The divide amongst drivers over the introduction of the halo device has been laid bare in the two Thursday morning driver press conferences for this weekend’s Hungarian Grand Prix. Kevin Magnussen, Max Verstappen, and Nico Hulkenberg all voicing their disapproval for the device, with Hulkenberg even feeling the need to clarify that “I’m still going to race. I won’t retire for sure.” In a later interview with Will Buxton from NBC Sports, Max Verstappen indicated that he had no idea what problems may emerge with the device in race conditions but that he hoped some did “because then everybody starts complaining”.

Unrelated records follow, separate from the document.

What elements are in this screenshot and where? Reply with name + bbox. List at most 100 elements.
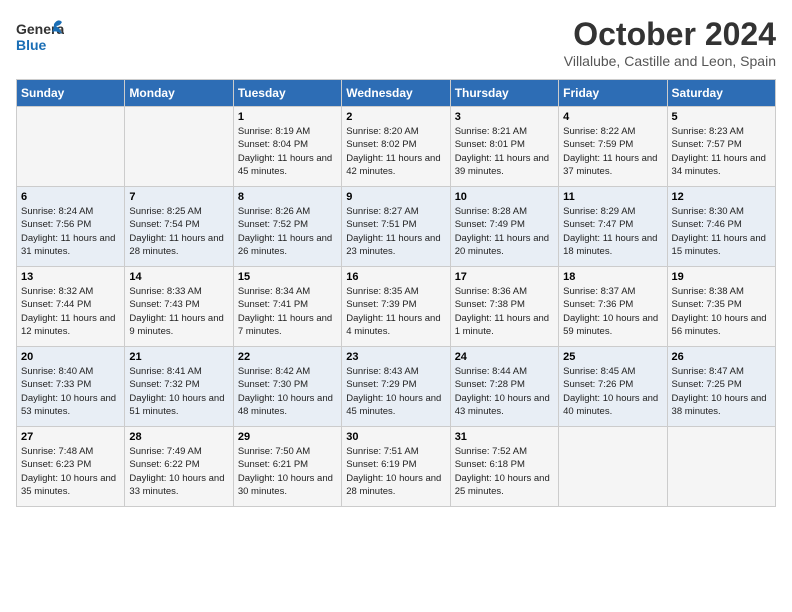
day-number: 6 — [21, 191, 120, 203]
calendar-cell: 26 Sunrise: 8:47 AM Sunset: 7:25 PM Dayli… — [667, 347, 775, 427]
day-number: 16 — [346, 271, 445, 283]
calendar-week-row: 13 Sunrise: 8:32 AM Sunset: 7:44 PM Dayli… — [17, 267, 776, 347]
day-number: 29 — [238, 431, 337, 443]
day-info: Sunrise: 8:23 AM Sunset: 7:57 PM Dayligh… — [672, 125, 771, 178]
header-day: Friday — [559, 80, 667, 107]
day-number: 27 — [21, 431, 120, 443]
day-info: Sunrise: 7:48 AM Sunset: 6:23 PM Dayligh… — [21, 445, 120, 498]
day-number: 2 — [346, 111, 445, 123]
day-number: 1 — [238, 111, 337, 123]
day-number: 23 — [346, 351, 445, 363]
day-number: 10 — [455, 191, 554, 203]
logo: General Blue — [16, 16, 64, 54]
calendar-cell: 6Sunrise: 8:24 AM Sunset: 7:56 PM Daylig… — [17, 187, 125, 267]
location-title: Villalube, Castille and Leon, Spain — [564, 53, 776, 69]
month-title: October 2024 — [564, 16, 776, 53]
calendar-cell — [559, 427, 667, 507]
calendar-cell: 23 Sunrise: 8:43 AM Sunset: 7:29 PM Dayli… — [342, 347, 450, 427]
calendar-cell: 10 Sunrise: 8:28 AM Sunset: 7:49 PM Dayli… — [450, 187, 558, 267]
day-info: Sunrise: 8:44 AM Sunset: 7:28 PM Dayligh… — [455, 365, 554, 418]
calendar-week-row: 27 Sunrise: 7:48 AM Sunset: 6:23 PM Dayli… — [17, 427, 776, 507]
day-number: 8 — [238, 191, 337, 203]
calendar-cell: 3Sunrise: 8:21 AM Sunset: 8:01 PM Daylig… — [450, 107, 558, 187]
header-day: Tuesday — [233, 80, 341, 107]
calendar-cell: 7 Sunrise: 8:25 AM Sunset: 7:54 PM Daylig… — [125, 187, 233, 267]
day-info: Sunrise: 8:20 AM Sunset: 8:02 PM Dayligh… — [346, 125, 445, 178]
header-day: Thursday — [450, 80, 558, 107]
day-number: 26 — [672, 351, 771, 363]
calendar-cell: 15Sunrise: 8:34 AM Sunset: 7:41 PM Dayli… — [233, 267, 341, 347]
calendar-cell: 18 Sunrise: 8:37 AM Sunset: 7:36 PM Dayli… — [559, 267, 667, 347]
calendar-cell: 5 Sunrise: 8:23 AM Sunset: 7:57 PM Daylig… — [667, 107, 775, 187]
day-number: 5 — [672, 111, 771, 123]
day-info: Sunrise: 8:37 AM Sunset: 7:36 PM Dayligh… — [563, 285, 662, 338]
day-number: 22 — [238, 351, 337, 363]
calendar-body: 1Sunrise: 8:19 AM Sunset: 8:04 PM Daylig… — [17, 107, 776, 507]
calendar-cell: 13 Sunrise: 8:32 AM Sunset: 7:44 PM Dayli… — [17, 267, 125, 347]
day-number: 13 — [21, 271, 120, 283]
day-info: Sunrise: 7:50 AM Sunset: 6:21 PM Dayligh… — [238, 445, 337, 498]
day-info: Sunrise: 8:26 AM Sunset: 7:52 PM Dayligh… — [238, 205, 337, 258]
day-number: 20 — [21, 351, 120, 363]
day-info: Sunrise: 8:33 AM Sunset: 7:43 PM Dayligh… — [129, 285, 228, 338]
logo-icon: General Blue — [16, 16, 64, 54]
calendar-cell: 22 Sunrise: 8:42 AM Sunset: 7:30 PM Dayli… — [233, 347, 341, 427]
calendar-cell: 4 Sunrise: 8:22 AM Sunset: 7:59 PM Daylig… — [559, 107, 667, 187]
calendar-cell — [667, 427, 775, 507]
day-number: 15 — [238, 271, 337, 283]
day-info: Sunrise: 8:38 AM Sunset: 7:35 PM Dayligh… — [672, 285, 771, 338]
day-info: Sunrise: 7:52 AM Sunset: 6:18 PM Dayligh… — [455, 445, 554, 498]
calendar-cell: 25 Sunrise: 8:45 AM Sunset: 7:26 PM Dayli… — [559, 347, 667, 427]
day-number: 19 — [672, 271, 771, 283]
day-info: Sunrise: 8:32 AM Sunset: 7:44 PM Dayligh… — [21, 285, 120, 338]
day-number: 3 — [455, 111, 554, 123]
day-info: Sunrise: 8:47 AM Sunset: 7:25 PM Dayligh… — [672, 365, 771, 418]
day-number: 14 — [129, 271, 228, 283]
calendar-cell: 29 Sunrise: 7:50 AM Sunset: 6:21 PM Dayli… — [233, 427, 341, 507]
calendar-cell — [125, 107, 233, 187]
calendar-week-row: 20 Sunrise: 8:40 AM Sunset: 7:33 PM Dayli… — [17, 347, 776, 427]
day-info: Sunrise: 8:28 AM Sunset: 7:49 PM Dayligh… — [455, 205, 554, 258]
header-day: Monday — [125, 80, 233, 107]
calendar-cell: 27 Sunrise: 7:48 AM Sunset: 6:23 PM Dayli… — [17, 427, 125, 507]
day-info: Sunrise: 8:45 AM Sunset: 7:26 PM Dayligh… — [563, 365, 662, 418]
day-number: 21 — [129, 351, 228, 363]
calendar-cell: 21Sunrise: 8:41 AM Sunset: 7:32 PM Dayli… — [125, 347, 233, 427]
day-number: 28 — [129, 431, 228, 443]
day-info: Sunrise: 8:30 AM Sunset: 7:46 PM Dayligh… — [672, 205, 771, 258]
day-number: 31 — [455, 431, 554, 443]
calendar-cell: 9 Sunrise: 8:27 AM Sunset: 7:51 PM Daylig… — [342, 187, 450, 267]
calendar-cell — [17, 107, 125, 187]
calendar-cell: 14 Sunrise: 8:33 AM Sunset: 7:43 PM Dayli… — [125, 267, 233, 347]
day-number: 12 — [672, 191, 771, 203]
calendar-header: SundayMondayTuesdayWednesdayThursdayFrid… — [17, 80, 776, 107]
calendar-cell: 24Sunrise: 8:44 AM Sunset: 7:28 PM Dayli… — [450, 347, 558, 427]
svg-text:Blue: Blue — [16, 37, 47, 53]
day-info: Sunrise: 8:43 AM Sunset: 7:29 PM Dayligh… — [346, 365, 445, 418]
day-info: Sunrise: 8:27 AM Sunset: 7:51 PM Dayligh… — [346, 205, 445, 258]
calendar-cell: 8 Sunrise: 8:26 AM Sunset: 7:52 PM Daylig… — [233, 187, 341, 267]
calendar-week-row: 6Sunrise: 8:24 AM Sunset: 7:56 PM Daylig… — [17, 187, 776, 267]
calendar-cell: 17Sunrise: 8:36 AM Sunset: 7:38 PM Dayli… — [450, 267, 558, 347]
day-info: Sunrise: 7:51 AM Sunset: 6:19 PM Dayligh… — [346, 445, 445, 498]
calendar-cell: 2 Sunrise: 8:20 AM Sunset: 8:02 PM Daylig… — [342, 107, 450, 187]
day-info: Sunrise: 8:35 AM Sunset: 7:39 PM Dayligh… — [346, 285, 445, 338]
header-day: Sunday — [17, 80, 125, 107]
calendar-cell: 20 Sunrise: 8:40 AM Sunset: 7:33 PM Dayli… — [17, 347, 125, 427]
calendar-cell: 31 Sunrise: 7:52 AM Sunset: 6:18 PM Dayli… — [450, 427, 558, 507]
calendar-cell: 16 Sunrise: 8:35 AM Sunset: 7:39 PM Dayli… — [342, 267, 450, 347]
day-info: Sunrise: 7:49 AM Sunset: 6:22 PM Dayligh… — [129, 445, 228, 498]
day-number: 18 — [563, 271, 662, 283]
day-info: Sunrise: 8:25 AM Sunset: 7:54 PM Dayligh… — [129, 205, 228, 258]
calendar-cell: 19 Sunrise: 8:38 AM Sunset: 7:35 PM Dayli… — [667, 267, 775, 347]
day-info: Sunrise: 8:22 AM Sunset: 7:59 PM Dayligh… — [563, 125, 662, 178]
day-number: 4 — [563, 111, 662, 123]
day-number: 9 — [346, 191, 445, 203]
title-area: October 2024 Villalube, Castille and Leo… — [564, 16, 776, 69]
day-info: Sunrise: 8:40 AM Sunset: 7:33 PM Dayligh… — [21, 365, 120, 418]
calendar-cell: 12 Sunrise: 8:30 AM Sunset: 7:46 PM Dayli… — [667, 187, 775, 267]
day-number: 7 — [129, 191, 228, 203]
calendar-cell: 11Sunrise: 8:29 AM Sunset: 7:47 PM Dayli… — [559, 187, 667, 267]
day-number: 25 — [563, 351, 662, 363]
day-info: Sunrise: 8:42 AM Sunset: 7:30 PM Dayligh… — [238, 365, 337, 418]
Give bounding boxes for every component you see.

Drivers may have complained of the halo device in the Thursday press conferences but you wouldn’t have noticed it from the official Formula 1 YouTube account. In their official edit of the interviews, Formula 1 have included only the comments of those drivers complimentary of the FIA’s implementation of the device. The edit would appear to show the direction that the sport is willing to go to protect its image; that it is concerned by the opposition towards the halo device; and grossly underestimates the willingness of Formula 1 fans to look through the press conference in its entirety. I have already made my views very well known in the videos comments section and I urge other readers to do the same. You can view the video and read the associated comments here.

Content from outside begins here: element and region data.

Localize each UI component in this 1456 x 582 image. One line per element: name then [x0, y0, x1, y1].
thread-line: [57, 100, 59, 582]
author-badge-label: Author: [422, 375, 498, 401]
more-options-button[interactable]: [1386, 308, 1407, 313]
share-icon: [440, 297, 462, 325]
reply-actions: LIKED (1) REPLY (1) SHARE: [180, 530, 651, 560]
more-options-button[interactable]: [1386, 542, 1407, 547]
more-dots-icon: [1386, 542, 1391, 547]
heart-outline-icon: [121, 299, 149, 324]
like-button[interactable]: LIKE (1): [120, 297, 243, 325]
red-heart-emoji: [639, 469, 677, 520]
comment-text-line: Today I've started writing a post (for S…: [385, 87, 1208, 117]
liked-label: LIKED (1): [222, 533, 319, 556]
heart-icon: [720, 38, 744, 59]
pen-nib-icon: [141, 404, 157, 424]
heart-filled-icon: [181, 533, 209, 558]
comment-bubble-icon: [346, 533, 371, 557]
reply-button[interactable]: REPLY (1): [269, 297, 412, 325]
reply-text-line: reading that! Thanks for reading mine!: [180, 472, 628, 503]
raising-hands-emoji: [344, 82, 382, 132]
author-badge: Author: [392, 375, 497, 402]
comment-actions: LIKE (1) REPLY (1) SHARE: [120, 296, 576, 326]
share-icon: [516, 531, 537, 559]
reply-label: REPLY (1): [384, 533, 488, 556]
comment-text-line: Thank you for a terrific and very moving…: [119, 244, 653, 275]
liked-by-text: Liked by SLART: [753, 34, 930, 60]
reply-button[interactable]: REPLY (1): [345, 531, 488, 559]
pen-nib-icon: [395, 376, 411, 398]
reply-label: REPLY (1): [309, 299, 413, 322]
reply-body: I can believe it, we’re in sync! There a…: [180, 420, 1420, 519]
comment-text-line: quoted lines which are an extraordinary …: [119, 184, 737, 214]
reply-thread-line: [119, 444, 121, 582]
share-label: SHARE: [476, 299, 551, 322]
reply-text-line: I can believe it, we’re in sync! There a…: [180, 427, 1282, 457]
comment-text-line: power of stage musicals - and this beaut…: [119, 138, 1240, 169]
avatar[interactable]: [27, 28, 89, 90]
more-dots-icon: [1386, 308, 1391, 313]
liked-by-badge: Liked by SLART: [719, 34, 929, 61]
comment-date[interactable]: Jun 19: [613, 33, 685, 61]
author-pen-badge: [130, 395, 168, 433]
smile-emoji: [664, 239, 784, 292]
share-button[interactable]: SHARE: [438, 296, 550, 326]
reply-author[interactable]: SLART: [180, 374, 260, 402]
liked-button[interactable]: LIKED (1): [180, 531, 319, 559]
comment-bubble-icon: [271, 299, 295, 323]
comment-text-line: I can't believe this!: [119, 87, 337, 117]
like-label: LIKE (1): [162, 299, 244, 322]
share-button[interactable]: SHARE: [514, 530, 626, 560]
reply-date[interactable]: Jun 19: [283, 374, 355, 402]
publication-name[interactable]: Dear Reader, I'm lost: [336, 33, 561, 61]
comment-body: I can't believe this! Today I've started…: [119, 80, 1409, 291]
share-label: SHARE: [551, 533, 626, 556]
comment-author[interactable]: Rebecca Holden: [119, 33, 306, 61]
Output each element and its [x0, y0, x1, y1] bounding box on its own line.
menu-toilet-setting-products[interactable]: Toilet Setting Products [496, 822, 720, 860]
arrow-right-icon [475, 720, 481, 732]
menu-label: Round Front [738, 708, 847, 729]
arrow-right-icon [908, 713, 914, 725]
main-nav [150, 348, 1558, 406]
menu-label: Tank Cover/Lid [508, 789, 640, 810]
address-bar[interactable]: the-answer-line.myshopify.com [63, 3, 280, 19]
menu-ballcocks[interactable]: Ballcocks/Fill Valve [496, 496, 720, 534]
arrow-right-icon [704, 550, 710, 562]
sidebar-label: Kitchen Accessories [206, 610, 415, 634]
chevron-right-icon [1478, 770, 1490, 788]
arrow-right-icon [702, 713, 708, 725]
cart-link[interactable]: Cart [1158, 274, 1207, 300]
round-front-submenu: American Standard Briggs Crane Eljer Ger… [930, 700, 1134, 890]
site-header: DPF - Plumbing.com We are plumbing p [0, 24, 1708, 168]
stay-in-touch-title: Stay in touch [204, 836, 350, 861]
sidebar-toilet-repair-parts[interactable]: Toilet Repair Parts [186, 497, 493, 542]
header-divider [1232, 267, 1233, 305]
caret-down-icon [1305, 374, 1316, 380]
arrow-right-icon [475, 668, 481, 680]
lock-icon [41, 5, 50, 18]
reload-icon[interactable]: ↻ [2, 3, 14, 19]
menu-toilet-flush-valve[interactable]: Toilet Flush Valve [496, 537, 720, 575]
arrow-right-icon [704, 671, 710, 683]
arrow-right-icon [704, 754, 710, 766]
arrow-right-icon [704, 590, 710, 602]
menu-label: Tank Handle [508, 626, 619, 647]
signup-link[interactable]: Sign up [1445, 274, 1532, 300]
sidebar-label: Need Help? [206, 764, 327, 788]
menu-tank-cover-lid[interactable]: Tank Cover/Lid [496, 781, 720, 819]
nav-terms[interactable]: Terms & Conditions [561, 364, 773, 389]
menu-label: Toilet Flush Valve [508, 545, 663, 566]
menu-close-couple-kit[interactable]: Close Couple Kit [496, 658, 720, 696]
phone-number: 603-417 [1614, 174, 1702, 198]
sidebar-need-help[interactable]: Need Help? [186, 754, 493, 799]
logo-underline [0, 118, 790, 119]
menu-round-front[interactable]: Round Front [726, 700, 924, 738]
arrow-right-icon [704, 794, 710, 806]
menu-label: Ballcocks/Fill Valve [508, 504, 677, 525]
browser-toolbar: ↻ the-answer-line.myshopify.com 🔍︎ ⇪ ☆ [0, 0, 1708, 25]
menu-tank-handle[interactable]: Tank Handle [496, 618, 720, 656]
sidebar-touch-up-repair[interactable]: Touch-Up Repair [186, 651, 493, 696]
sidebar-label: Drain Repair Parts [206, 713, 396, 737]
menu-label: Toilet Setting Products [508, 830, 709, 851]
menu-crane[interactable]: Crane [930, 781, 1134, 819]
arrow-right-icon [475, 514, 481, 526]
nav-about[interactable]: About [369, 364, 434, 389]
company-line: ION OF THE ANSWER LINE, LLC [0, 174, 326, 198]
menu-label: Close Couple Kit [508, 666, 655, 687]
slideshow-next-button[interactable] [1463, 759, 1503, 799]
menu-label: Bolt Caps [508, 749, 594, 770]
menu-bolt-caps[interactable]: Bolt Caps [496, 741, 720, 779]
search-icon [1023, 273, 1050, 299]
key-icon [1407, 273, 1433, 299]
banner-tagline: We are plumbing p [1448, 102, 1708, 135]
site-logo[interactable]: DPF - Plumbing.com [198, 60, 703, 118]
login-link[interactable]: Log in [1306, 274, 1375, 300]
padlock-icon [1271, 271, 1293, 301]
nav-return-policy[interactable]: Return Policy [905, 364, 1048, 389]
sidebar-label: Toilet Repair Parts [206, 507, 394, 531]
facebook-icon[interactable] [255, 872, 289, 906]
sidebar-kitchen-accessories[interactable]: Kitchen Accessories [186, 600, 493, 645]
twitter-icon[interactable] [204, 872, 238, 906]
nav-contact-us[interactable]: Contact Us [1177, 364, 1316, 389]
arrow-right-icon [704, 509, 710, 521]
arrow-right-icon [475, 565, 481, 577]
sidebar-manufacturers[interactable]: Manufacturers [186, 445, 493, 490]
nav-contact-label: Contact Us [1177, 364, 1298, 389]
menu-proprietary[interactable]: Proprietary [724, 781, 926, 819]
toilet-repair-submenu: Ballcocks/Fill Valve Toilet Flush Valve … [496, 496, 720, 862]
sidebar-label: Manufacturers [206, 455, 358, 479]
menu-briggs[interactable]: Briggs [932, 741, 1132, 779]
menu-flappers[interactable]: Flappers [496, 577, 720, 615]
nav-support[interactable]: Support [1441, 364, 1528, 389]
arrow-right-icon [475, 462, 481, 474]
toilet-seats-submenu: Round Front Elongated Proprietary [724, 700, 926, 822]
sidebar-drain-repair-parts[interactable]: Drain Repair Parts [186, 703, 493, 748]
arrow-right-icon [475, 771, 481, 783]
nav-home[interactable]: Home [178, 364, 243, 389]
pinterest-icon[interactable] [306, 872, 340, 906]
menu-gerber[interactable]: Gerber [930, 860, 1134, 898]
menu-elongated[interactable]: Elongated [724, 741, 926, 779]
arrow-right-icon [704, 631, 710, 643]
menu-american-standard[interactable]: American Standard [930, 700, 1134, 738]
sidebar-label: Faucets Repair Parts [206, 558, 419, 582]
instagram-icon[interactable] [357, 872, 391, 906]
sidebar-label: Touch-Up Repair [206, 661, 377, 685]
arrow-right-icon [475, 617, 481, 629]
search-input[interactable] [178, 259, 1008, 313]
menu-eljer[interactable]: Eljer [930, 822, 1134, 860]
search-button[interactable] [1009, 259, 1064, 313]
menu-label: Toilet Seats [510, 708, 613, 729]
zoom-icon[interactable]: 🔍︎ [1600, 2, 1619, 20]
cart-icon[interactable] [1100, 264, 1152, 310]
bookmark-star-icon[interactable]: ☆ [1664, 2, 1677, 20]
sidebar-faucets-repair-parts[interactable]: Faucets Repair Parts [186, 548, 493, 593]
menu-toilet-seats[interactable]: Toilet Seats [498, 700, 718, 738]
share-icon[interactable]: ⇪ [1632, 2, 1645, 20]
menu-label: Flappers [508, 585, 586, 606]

The fallout from the disastrous form of McLaren Honda in 2017 has damaged not only the reputation of the Japanese engine suppliers ability to construct a competitive and reliable engine in accordance with the current specifications, but has now made at least one journalist re-assess the manufacturers previous successes in the sport. In an article by Glenn Freeman entitled ‘McLaren should aim to be the new Williams’ Freeman questions the quality of Honda’s achievements in Formula 1 between 1985 – 1992 pointing out that Honda’s success “only came to the fore once pioneers in that area (turbo technology) such as Renault and BMW started to ease away from F1” and that once the sport moved away from turbo technology “it didn’t take long for Renault to surpass it as the leading force…”. The article highlights the further extent of the damage caused by Honda’s continued involvement in the sport. No one doubted that Honda’s intermittent participation in the sport over the last twenty years has had minimal success, but very few would’ve called into question its halcyon days. Such is there current performance that nothing would appear off limits.

Always a fan favourite in the lead up to the summer break is trying to predict who will be where for the 2018 season. Here are my predictions for next years line-up:

Mercedes: Hamilton; Bottas

Red Bull: Ricciardo; Sainz

Ferrari: Vettel; Verstappen

Force India: Perez; Ocon

Williams: Stroll; Massa

Toro Rosso: Kvyat; Gasly

McLaren (Mercedes): Vandoorne; Wehrlein

Haas: Magnussen; Grosjean

Renault: Hulkenberg; Alonso

Sauber (Ferrari): Ericsson; Leclerc

MotoGP World Championship

Three time MotoGP World Champion Jorge Lorenzo has continued to struggle with his new works Ducati ride following a first lap crash at Round 2 in Argentina. Lorenzo, who had ridden for the works Yamaha squad for the first nine years of his MotoGP career, has never finished lower than fourth in the championship standings.